Antifragilité et mise en images

Ce que propose Nassim Nicholas Taleb comme démarche mériterait largement qu’un spécialiste de la sociologie visuelle se mette au travail pour répertorier l’ensemble des repères visuels qui constituent le cygne noir, l’antifragilité et le concept du «skin in the game», et comment ceux-ci agissent autant sur les institutions que sur les individus. Il y a là matière à représenter visuellement ce qui travaille et traverse nos sociétés, car il ne faut jamais oublier que l’image est aussi un outil de monstration, de démonstration et d’explication.

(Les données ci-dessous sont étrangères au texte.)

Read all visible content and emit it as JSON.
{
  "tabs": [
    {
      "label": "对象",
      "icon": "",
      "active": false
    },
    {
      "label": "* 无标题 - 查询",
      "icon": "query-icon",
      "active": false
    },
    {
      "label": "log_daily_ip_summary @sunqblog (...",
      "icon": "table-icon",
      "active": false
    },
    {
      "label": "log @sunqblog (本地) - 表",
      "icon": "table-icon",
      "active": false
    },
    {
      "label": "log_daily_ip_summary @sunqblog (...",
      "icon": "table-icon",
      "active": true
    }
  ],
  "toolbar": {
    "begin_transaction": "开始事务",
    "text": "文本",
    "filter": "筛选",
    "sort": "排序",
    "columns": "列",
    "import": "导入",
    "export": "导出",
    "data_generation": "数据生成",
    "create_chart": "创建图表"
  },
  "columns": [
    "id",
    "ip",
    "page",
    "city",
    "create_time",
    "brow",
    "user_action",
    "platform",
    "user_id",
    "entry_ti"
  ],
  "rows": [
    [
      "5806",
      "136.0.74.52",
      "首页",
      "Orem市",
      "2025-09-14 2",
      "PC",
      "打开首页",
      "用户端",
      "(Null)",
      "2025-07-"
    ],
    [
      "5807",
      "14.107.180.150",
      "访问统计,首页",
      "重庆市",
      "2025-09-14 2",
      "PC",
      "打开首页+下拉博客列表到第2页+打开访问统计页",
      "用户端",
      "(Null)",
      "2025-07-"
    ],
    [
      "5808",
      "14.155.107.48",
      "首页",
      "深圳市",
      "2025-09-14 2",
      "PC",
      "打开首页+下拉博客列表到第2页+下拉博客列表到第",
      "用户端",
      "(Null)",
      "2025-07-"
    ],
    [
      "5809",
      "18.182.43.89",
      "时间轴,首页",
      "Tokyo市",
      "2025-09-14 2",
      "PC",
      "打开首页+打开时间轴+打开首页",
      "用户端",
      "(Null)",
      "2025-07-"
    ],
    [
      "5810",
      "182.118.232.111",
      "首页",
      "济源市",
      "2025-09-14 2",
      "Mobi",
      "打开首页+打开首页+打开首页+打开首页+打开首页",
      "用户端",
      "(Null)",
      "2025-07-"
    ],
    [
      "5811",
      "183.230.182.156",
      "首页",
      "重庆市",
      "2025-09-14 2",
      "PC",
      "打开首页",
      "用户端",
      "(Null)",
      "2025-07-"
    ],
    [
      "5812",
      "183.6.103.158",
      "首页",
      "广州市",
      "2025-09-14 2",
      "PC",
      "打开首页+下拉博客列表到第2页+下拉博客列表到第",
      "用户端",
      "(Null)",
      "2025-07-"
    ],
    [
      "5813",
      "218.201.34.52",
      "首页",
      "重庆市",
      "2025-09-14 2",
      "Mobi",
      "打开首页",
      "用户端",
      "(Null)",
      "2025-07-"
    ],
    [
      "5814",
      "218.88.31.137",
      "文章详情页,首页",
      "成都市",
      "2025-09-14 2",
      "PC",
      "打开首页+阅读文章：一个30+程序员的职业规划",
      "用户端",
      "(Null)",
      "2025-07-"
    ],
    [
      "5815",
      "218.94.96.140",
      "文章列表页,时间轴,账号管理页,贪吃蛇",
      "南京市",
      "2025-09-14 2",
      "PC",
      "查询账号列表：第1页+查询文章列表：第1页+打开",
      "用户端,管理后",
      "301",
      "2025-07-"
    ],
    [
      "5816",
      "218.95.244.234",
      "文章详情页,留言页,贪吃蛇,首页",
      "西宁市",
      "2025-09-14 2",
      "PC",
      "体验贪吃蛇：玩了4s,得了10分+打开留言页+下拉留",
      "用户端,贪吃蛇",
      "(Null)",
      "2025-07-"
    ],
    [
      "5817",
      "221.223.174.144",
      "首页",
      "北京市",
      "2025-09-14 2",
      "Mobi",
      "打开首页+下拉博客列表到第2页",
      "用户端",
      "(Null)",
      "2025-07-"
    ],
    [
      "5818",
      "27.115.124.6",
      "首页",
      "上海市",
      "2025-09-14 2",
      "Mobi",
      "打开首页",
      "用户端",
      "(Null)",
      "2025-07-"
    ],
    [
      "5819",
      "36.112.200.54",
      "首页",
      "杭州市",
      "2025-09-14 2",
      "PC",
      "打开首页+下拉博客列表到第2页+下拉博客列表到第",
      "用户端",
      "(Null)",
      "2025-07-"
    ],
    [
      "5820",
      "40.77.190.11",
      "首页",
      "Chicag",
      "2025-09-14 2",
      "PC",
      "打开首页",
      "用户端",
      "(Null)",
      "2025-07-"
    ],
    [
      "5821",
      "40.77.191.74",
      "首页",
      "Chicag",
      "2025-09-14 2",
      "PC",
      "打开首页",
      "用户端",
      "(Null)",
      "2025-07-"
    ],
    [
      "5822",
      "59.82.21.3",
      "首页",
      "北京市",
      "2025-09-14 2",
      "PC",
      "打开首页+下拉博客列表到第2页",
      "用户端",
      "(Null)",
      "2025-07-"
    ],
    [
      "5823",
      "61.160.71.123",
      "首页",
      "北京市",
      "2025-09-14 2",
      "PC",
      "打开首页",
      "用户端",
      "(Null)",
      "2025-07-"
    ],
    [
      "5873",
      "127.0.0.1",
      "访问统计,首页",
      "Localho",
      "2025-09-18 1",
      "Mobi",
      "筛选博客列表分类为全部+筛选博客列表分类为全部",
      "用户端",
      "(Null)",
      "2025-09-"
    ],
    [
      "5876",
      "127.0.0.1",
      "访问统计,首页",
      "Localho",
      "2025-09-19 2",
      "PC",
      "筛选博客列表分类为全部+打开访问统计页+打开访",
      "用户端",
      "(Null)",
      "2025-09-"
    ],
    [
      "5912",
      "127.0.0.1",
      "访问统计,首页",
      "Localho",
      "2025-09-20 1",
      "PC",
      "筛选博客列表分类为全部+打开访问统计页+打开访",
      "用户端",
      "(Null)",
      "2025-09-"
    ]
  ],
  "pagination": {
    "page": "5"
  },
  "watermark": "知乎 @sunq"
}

Pour rappel, est fragile ce qui craint les événements inattendus, est robuste ce qui est indifférent aux événements inattendus et est antifragile ce qui profite des événements inattendus. Imaginons un instant si on relevait l’ensemble des repères visuels de la fragilité, de la robustesse et de l’antifragilité.

Un exemple fort intéressant de la fragilité se situe dans tout le courant de « saine alimentation » qui cherche à contrôler, autant que faire se peut (même si chacun décide ou non de s’alimenter sainement trois fois par jour), les façons de s’alimenter, éliminant ainsi la volatilité dans l’alimentation. D’un strict point de vue de la sociologie visuelle, il devient ainsi pertinent de répertorier les repères visuels qui affaiblissent la volatilité alimentaire.

Par exemple, la fiche nutritionnelle imprimée sur les emballages est avant tout un guide de la bonne conscience et de la vertu alimentaire et a peu à voir avec les besoins réels du corps, tout simplement parce que, ce qui était valable comme recommandation alimentaire il y a 30 ans n’est peut-être plus d’actualité aujourd’hui. En ce sens, tous les produits dits « bios » disent quelque chose à propos des valeurs sociales d’un individu qui les achètent, « Voyez comment je suis vertueux et voyez comment  je fais de mon corps un temple de santé », et disent si peu sur la réalité alimentaire et des réels besoins physiologiques.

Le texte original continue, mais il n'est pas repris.